The Black Friday weekend tells us a lot about shoppers: where they buy, what devices they use to aid the shopping experience, what times they shop and beyond.
Mobile continues to dominate, setting records in terms of traffic and its use in stores as a shopping aid. And consumers are shopping online—and in stores—more than ever before. In fact, the total number of Black Friday weekend online and in-store shoppers hit new records for the holiday weekend.
With all that shopping going on, it's important for marketers and CMOs alike to offer a seamless and engaging experience across all channels to best market to consumers throughout the holiday shopping season. Consumers have total insight into every marketing channel, whether it's online, in-store, through their mobile device, or even through social networks and CMOs must find a way to keep up and deliver that ultimate experience.
Jay Henderson, strategy director, IBM Smarter Commerce, shares five tips based on trends and research from the Black Friday weekend gleaned from the IBM Digital Analytics Benchmark:
1. Optimize for mobile, including tablets. Statistics from the Black Friday weekend show that mobile is both smartphones and tablets and just how different the website designs need to be for each of those individual devices.

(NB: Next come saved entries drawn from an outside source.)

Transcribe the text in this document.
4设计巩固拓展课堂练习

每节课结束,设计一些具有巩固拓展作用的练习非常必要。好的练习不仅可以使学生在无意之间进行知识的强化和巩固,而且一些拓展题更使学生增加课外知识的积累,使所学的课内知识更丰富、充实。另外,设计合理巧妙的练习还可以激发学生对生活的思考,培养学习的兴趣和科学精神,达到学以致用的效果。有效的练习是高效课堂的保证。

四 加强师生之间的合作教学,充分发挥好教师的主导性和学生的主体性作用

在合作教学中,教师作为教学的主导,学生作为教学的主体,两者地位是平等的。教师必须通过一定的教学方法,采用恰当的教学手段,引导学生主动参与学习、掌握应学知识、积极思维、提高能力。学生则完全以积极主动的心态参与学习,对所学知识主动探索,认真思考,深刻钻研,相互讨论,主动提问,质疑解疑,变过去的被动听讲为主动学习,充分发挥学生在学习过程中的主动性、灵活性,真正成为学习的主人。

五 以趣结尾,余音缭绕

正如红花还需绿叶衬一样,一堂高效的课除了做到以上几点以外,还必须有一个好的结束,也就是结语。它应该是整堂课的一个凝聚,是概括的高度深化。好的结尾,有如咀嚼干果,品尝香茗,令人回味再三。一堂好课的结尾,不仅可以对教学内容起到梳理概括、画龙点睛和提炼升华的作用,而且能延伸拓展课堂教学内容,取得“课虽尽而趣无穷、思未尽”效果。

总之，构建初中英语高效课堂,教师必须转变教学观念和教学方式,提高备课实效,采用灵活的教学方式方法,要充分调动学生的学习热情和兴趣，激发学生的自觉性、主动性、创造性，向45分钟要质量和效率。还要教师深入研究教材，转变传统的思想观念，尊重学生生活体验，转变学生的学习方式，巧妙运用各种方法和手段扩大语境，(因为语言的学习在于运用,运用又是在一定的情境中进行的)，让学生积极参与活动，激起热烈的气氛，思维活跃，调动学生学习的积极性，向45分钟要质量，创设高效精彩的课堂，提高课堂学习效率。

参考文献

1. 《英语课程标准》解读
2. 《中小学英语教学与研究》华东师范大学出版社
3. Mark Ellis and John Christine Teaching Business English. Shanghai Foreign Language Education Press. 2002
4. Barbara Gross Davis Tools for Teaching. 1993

“Marketers need to understand who their audiences are and which devices they are using,” Henderson said. “Small screens need simple menus and navigation. Tablets have to have beautiful images online. The key here for marketers is to optimize for all of these different channels. Over this holiday weekend the real winners have been the ones who enabled consumers to shop in whatever way that was most convenient to them.”
2. Bring the best of online shopping into the store Integrate in-store experiences with online experiences through QR codes and bar codes that customer can scan, taking them to additional product information, consumer reviews and price comparisons.

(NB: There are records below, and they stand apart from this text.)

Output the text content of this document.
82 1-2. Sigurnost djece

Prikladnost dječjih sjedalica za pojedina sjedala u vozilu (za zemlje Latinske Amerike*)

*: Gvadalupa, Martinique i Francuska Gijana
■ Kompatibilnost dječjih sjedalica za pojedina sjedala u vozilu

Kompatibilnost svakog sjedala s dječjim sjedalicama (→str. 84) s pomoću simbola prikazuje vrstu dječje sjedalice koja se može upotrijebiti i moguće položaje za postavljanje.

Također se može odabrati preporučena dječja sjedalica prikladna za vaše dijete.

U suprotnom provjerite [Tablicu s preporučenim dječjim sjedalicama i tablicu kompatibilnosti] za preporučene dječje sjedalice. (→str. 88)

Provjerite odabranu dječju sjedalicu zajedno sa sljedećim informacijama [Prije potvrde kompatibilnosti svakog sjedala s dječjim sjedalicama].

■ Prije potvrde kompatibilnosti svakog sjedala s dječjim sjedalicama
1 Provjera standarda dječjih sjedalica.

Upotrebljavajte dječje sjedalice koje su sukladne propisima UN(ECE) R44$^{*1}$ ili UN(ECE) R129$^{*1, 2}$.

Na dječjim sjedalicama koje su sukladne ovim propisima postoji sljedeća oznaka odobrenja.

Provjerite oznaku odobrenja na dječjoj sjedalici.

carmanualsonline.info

“The big overarching trend is that mobile is having a breakout year,” he said. “We saw for Black Friday almost one-quarter of all online traffic came from mobile devices. The big lesson is that marketers can integrate some aspects of the online experience in with what is actually happening in the store.”

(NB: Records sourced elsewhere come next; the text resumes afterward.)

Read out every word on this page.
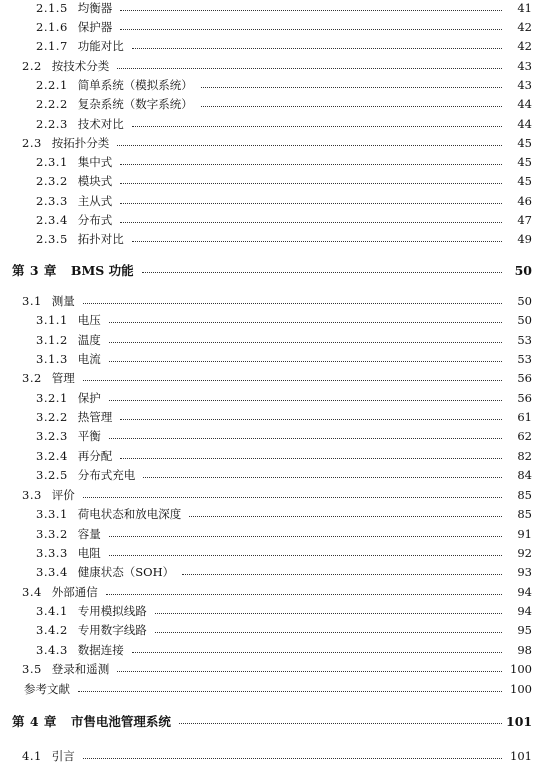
2.1.5 均衡器	41
2.1.6 保护器	42
2.1.7 功能对比	42
2.2 按技术分类	43
2.2.1 简单系统（模拟系统）	43
2.2.2 复杂系统（数字系统）	44
2.2.3 技术对比	44
2.3 按拓扑分类	45
2.3.1 集中式	45
2.3.2 模块式	45
2.3.3 主从式	46
2.3.4 分布式	47
2.3.5 拓扑对比	49
第 3 章	BMS 功能	50
3.1 测量	50
3.1.1 电压	50
3.1.2 温度	53
3.1.3 电流	53
3.2 管理	56
3.2.1 保护	56
3.2.2 热管理	61
3.2.3 平衡	62
3.2.4 再分配	82
3.2.5 分布式充电	84
3.3 评价	85
3.3.1 荷电状态和放电深度	85
3.3.2 容量	91
3.3.3 电阻	92
3.3.4 健康状态（SOH）	93
3.4 外部通信	94
3.4.1 专用模拟线路	94
3.4.2 专用数字线路	95
3.4.3 数据连接	98
3.5 登录和遥测	100
参考文献	100
第 4 章	市售电池管理系统	101
4.1 引言	101
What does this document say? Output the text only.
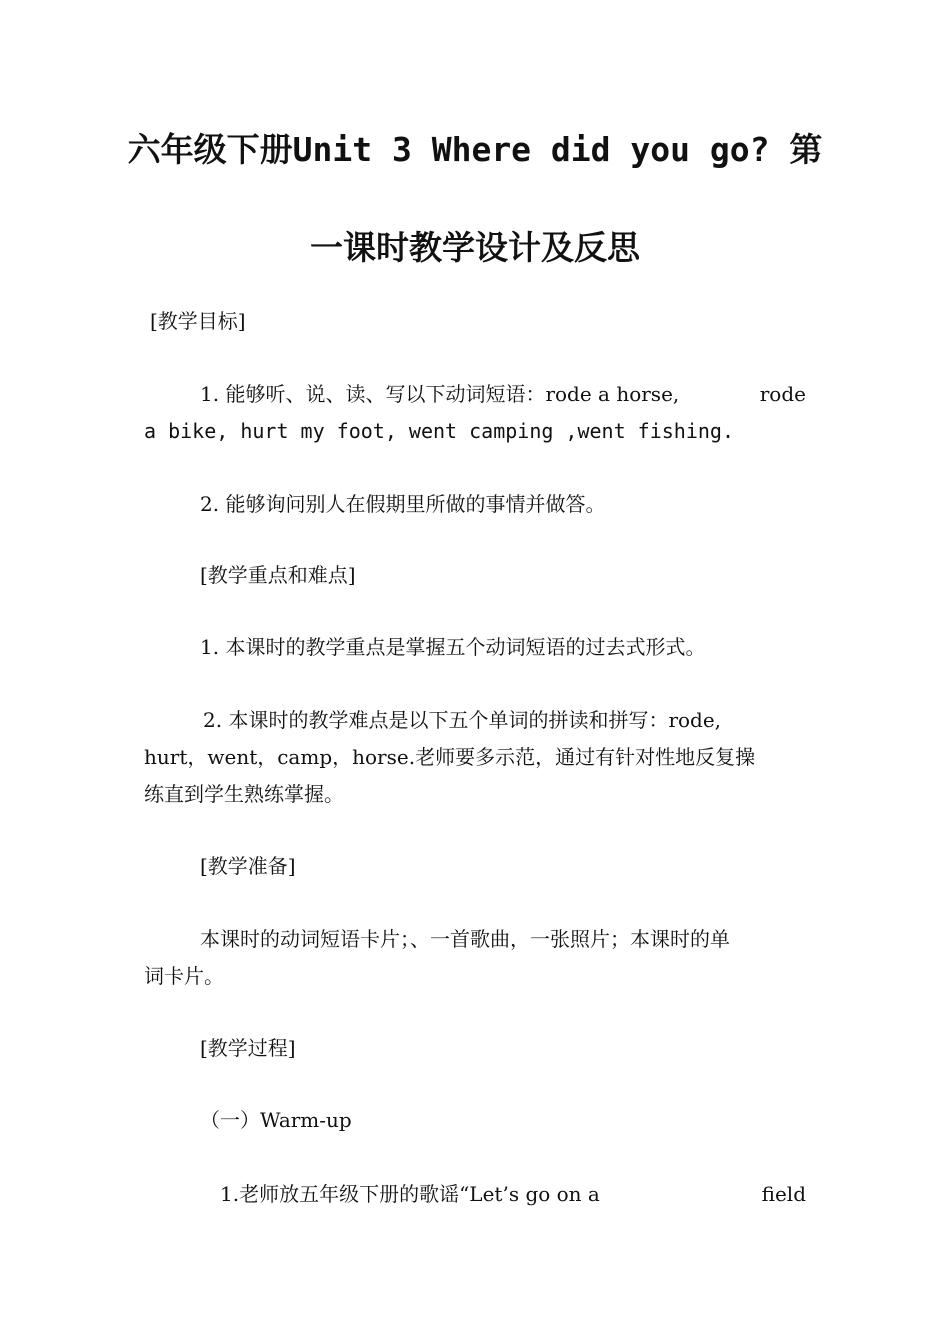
六年级下册Unit 3 Where did you go? 第
一课时教学设计及反思
[教学目标]
1. 能够听、说、读、写以下动词短语：rode a horse,	rode
a bike, hurt my foot, went camping ,went fishing.
2. 能够询问别人在假期里所做的事情并做答。
[教学重点和难点]
1. 本课时的教学重点是掌握五个动词短语的过去式形式。
2. 本课时的教学难点是以下五个单词的拼读和拼写：rode,
hurt，went，camp，horse.老师要多示范，通过有针对性地反复操
练直到学生熟练掌握。
[教学准备]
本课时的动词短语卡片；、一首歌曲，一张照片；本课时的单
词卡片。
[教学过程]
（一）Warm-up
1.老师放五年级下册的歌谣“Let’s go on a	field
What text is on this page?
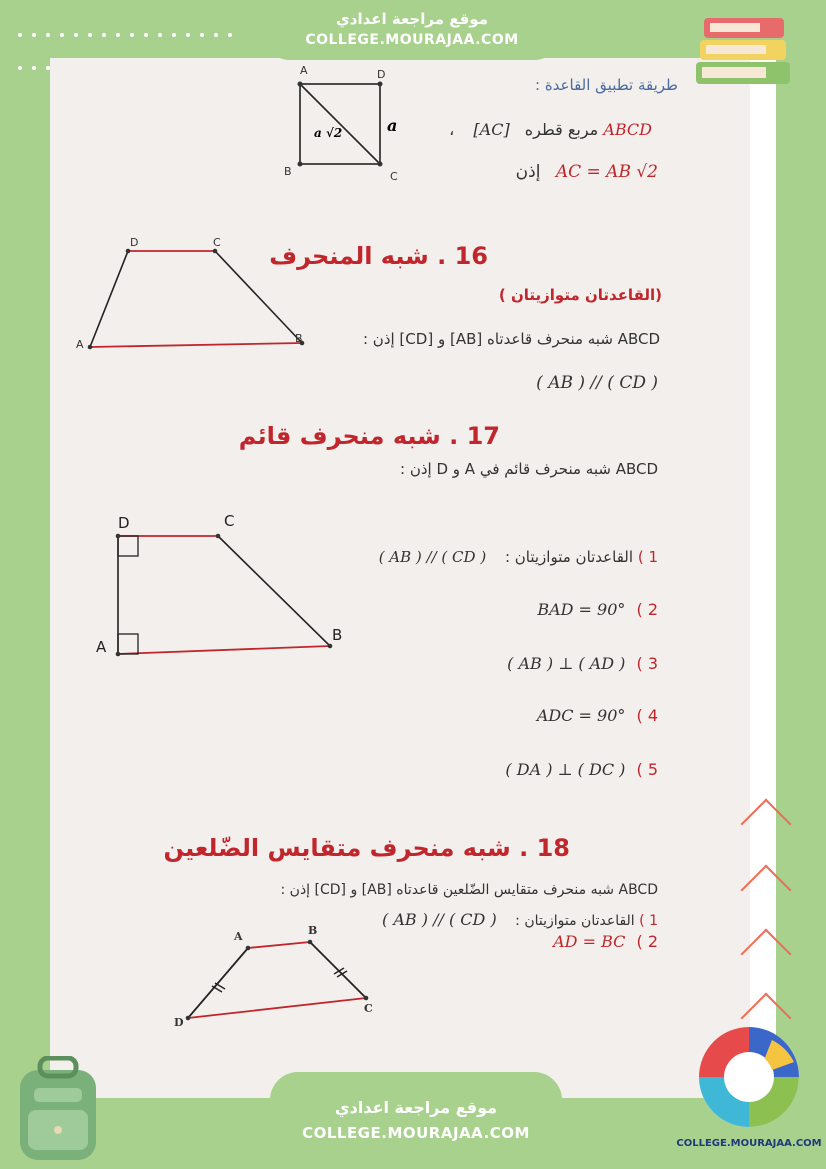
A	D
B	C
a
a √2
طريقة تطبيق القاعدة :
ABCD مربع قطره [AC] ،
AC = AB √2 إذن
D	C
A	B
16 . شبه المنحرف
(القاعدتان متوازيتان )
ABCD شبه منحرف قاعدتاه [AB] و [CD] إذن :
( AB ) // ( CD )
17 . شبه منحرف قائم
ABCD شبه منحرف قائم في A و D إذن :
D	C
A
B
1 ) القاعدتان متوازيتان : ( AB ) // ( CD )
2 ) BAD = 90°
3 ) ( AB ) ⊥ ( AD )
4 ) ADC = 90°
5 ) ( DA ) ⊥ ( DC )
18 . شبه منحرف متقايس الضّلعين
ABCD شبه منحرف متقايس الضّلعين قاعدتاه [AB] و [CD] إذن :
1 ) القاعدتان متوازيتان : ( AB ) // ( CD )
2 ) AD = BC
A	B
D
C
موقع مراجعة اعدادي
COLLEGE.MOURAJAA.COM
موقع مراجعة اعدادي
COLLEGE.MOURAJAA.COM
COLLEGE.MOURAJAA.COM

3. Make it easy for customers to share posts and messages about their purchases and the deals they find. Many retailers are including share links at the end of the checkout process to increase brand awareness. Enable and incent sharing of purchases via social networks, worry less about “likes.”
“We saw marketers invest less this year in promotions through social media sites and followers with a shift to be more focused on making it easy for consumers to share with their friends and networks that they had purchased a product,” Henderson said.
4. Measure the value of your marketing channels with attribution modeling. Marketers are investing a lot in marketing activities, one key to judging success moving forward is to understand how marketing activities are contributing to conversion.
“Marketers are generally using relatively simplistic methods, assigning the last marketing touch for the conversion,” he said. “But there are more sophisticated techniques to figure out a weighted contribution for all of the different marketing activities. It could point to one or more likely it will contribute to a whole sequence of marketing activities that cause someone to purchase. The important thing is that this helps marketers tell which marketing activities to continue to invest in and which ones need adjusting.
5. Coordinate marketing across multiple channels to drive success. Deliver a consistent experience across all channels to your consumers.
“Be excellent in all channels,” Henderson said. “The marketers who create that multichannel experience attractive to consumers will be the big winners.”